Further, Veras described the hall of fame's working relationship with CIA as “seamless.”
“I loved the partnership. It was professional and very enjoyable,” he says. “We had to understand the tools CIA was using, and they had to interpret our vision and how we described it to them. In that sense, the CIA experience was incredibly efficient and a tribute to what CIA does with its teachers and students.”
He felt as though the hall of fame and CIA were “interlocked” and “together” from the outset.
“It was an efficient meeting, a meeting that had people finishing other people's sentences. It was obvious that both parties knew their stuff to get to something new and exciting,” Veras says. “Anthony brought the right team members to the table. No one was late, and people wanted to get it done. The follow-up was tremendous, and follow-up is usually where deals fall through.”
The partnership materialized as a Community Projects course, via which companies and projects are lined up so students can obtain real-world experience. Regarding the Pro Football Hall of Fame, Scalmato feels working with what might seem like an unlikely partner helps students realize that animation opportunities are all around.

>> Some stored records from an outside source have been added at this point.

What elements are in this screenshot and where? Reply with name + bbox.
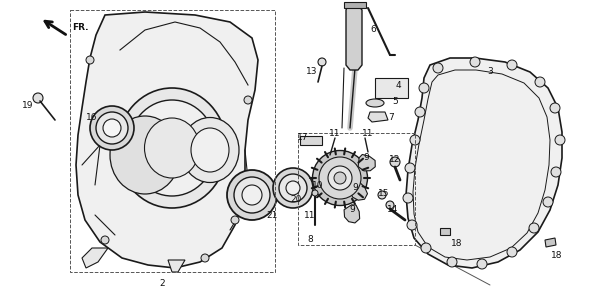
Circle shape <box>244 96 252 104</box>
Circle shape <box>405 163 415 173</box>
Circle shape <box>378 191 386 199</box>
Circle shape <box>86 56 94 64</box>
Text: 15: 15 <box>378 188 390 197</box>
Text: 4: 4 <box>396 80 402 89</box>
Polygon shape <box>168 260 185 272</box>
Text: 8: 8 <box>307 235 313 244</box>
Ellipse shape <box>242 185 262 205</box>
Circle shape <box>447 257 457 267</box>
Ellipse shape <box>286 181 300 195</box>
Ellipse shape <box>279 174 307 202</box>
Ellipse shape <box>191 128 229 172</box>
Ellipse shape <box>96 112 128 144</box>
Circle shape <box>529 223 539 233</box>
Ellipse shape <box>366 99 384 107</box>
Ellipse shape <box>227 170 277 220</box>
Circle shape <box>410 135 420 145</box>
Circle shape <box>312 190 318 196</box>
Circle shape <box>231 216 239 224</box>
Polygon shape <box>406 58 562 268</box>
Bar <box>298 133 415 245</box>
Polygon shape <box>375 78 408 98</box>
Ellipse shape <box>334 172 346 184</box>
Polygon shape <box>440 228 450 235</box>
Text: 17: 17 <box>297 134 309 142</box>
Ellipse shape <box>313 150 368 206</box>
Circle shape <box>390 157 400 167</box>
Circle shape <box>433 63 443 73</box>
Ellipse shape <box>181 117 239 182</box>
Ellipse shape <box>328 166 352 190</box>
Text: 9: 9 <box>363 154 369 163</box>
Ellipse shape <box>103 119 121 137</box>
Polygon shape <box>358 154 375 171</box>
Text: 10: 10 <box>312 181 324 190</box>
Circle shape <box>535 77 545 87</box>
Ellipse shape <box>128 100 216 196</box>
Circle shape <box>421 243 431 253</box>
Text: 9: 9 <box>349 206 355 215</box>
Circle shape <box>419 83 429 93</box>
Polygon shape <box>76 12 258 268</box>
Circle shape <box>415 107 425 117</box>
Ellipse shape <box>90 106 134 150</box>
Text: 11: 11 <box>304 210 316 219</box>
Circle shape <box>101 236 109 244</box>
Circle shape <box>507 247 517 257</box>
Circle shape <box>407 220 417 230</box>
Circle shape <box>386 201 394 209</box>
Text: 12: 12 <box>389 156 401 165</box>
Ellipse shape <box>110 116 180 194</box>
Polygon shape <box>82 248 108 268</box>
Text: 7: 7 <box>388 113 394 123</box>
Circle shape <box>403 193 413 203</box>
Ellipse shape <box>319 157 361 199</box>
Circle shape <box>470 57 480 67</box>
Circle shape <box>551 167 561 177</box>
Polygon shape <box>368 112 388 122</box>
Text: 5: 5 <box>392 98 398 107</box>
Text: 6: 6 <box>370 26 376 35</box>
Ellipse shape <box>234 177 270 213</box>
Text: 11: 11 <box>329 129 341 138</box>
Circle shape <box>543 197 553 207</box>
Text: 18: 18 <box>451 238 463 247</box>
Text: FR.: FR. <box>72 23 88 33</box>
Polygon shape <box>346 5 362 70</box>
Text: 3: 3 <box>487 67 493 76</box>
Circle shape <box>477 259 487 269</box>
Circle shape <box>201 254 209 262</box>
Text: 13: 13 <box>306 67 318 76</box>
Circle shape <box>507 60 517 70</box>
Text: 11: 11 <box>362 129 373 138</box>
Circle shape <box>555 135 565 145</box>
Circle shape <box>550 103 560 113</box>
Polygon shape <box>545 238 556 247</box>
Ellipse shape <box>145 118 199 178</box>
Circle shape <box>318 58 326 66</box>
Ellipse shape <box>273 168 313 208</box>
Text: 2: 2 <box>159 280 165 288</box>
Text: 16: 16 <box>86 113 98 123</box>
Text: 19: 19 <box>22 101 34 110</box>
Text: 9: 9 <box>352 184 358 193</box>
Text: 20: 20 <box>290 196 301 204</box>
Text: 14: 14 <box>387 206 399 215</box>
Polygon shape <box>350 182 368 200</box>
Polygon shape <box>344 2 366 8</box>
Ellipse shape <box>117 88 227 208</box>
Polygon shape <box>344 205 360 223</box>
Text: 18: 18 <box>551 252 563 260</box>
Polygon shape <box>300 136 322 145</box>
Text: 21: 21 <box>266 212 278 221</box>
Bar <box>70 10 275 272</box>
Circle shape <box>33 93 43 103</box>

“It isn't just film and television, and we show that pretty clearly with where our grads do internships. They're all over the place, working for space (NASA), theme parks (Castle Noel), children's television (Sesame Street) and greeting card companies (American Greetings). Pretty much anywhere there's a screen, an animator has an opportunity to design,” he says. “We get students at the Cartoon Networks, the Nickelodeons, DreamWorks (and) Disney, but the reality is, in the Midwest, we have to think about how storytelling can be used in other ways.”
Bendana said the project expanded his horizons, adding that he found it gratifying to work on a professional level with a high-profile client.
“I gained a lot of perspective in terms of my own work ethic and how to operate in the real world,” he says. “The experience helped me grow personally, professionally and artistically.”
Says Veras, “Education is a huge part of our mission. We understood they wanted to stretch their students, and this was the perfect project to stretch their students in a new space.”
He added the hall of fame is determining what its next step will be in bringing to life the museum’s remaining 360 busts, weighing factors related to space and acoustics in addition to the animation and technology. When that next step takes place, CIA may again play a significant role.
“What CIA did definitely left the door open for future collaborations,” Veras says.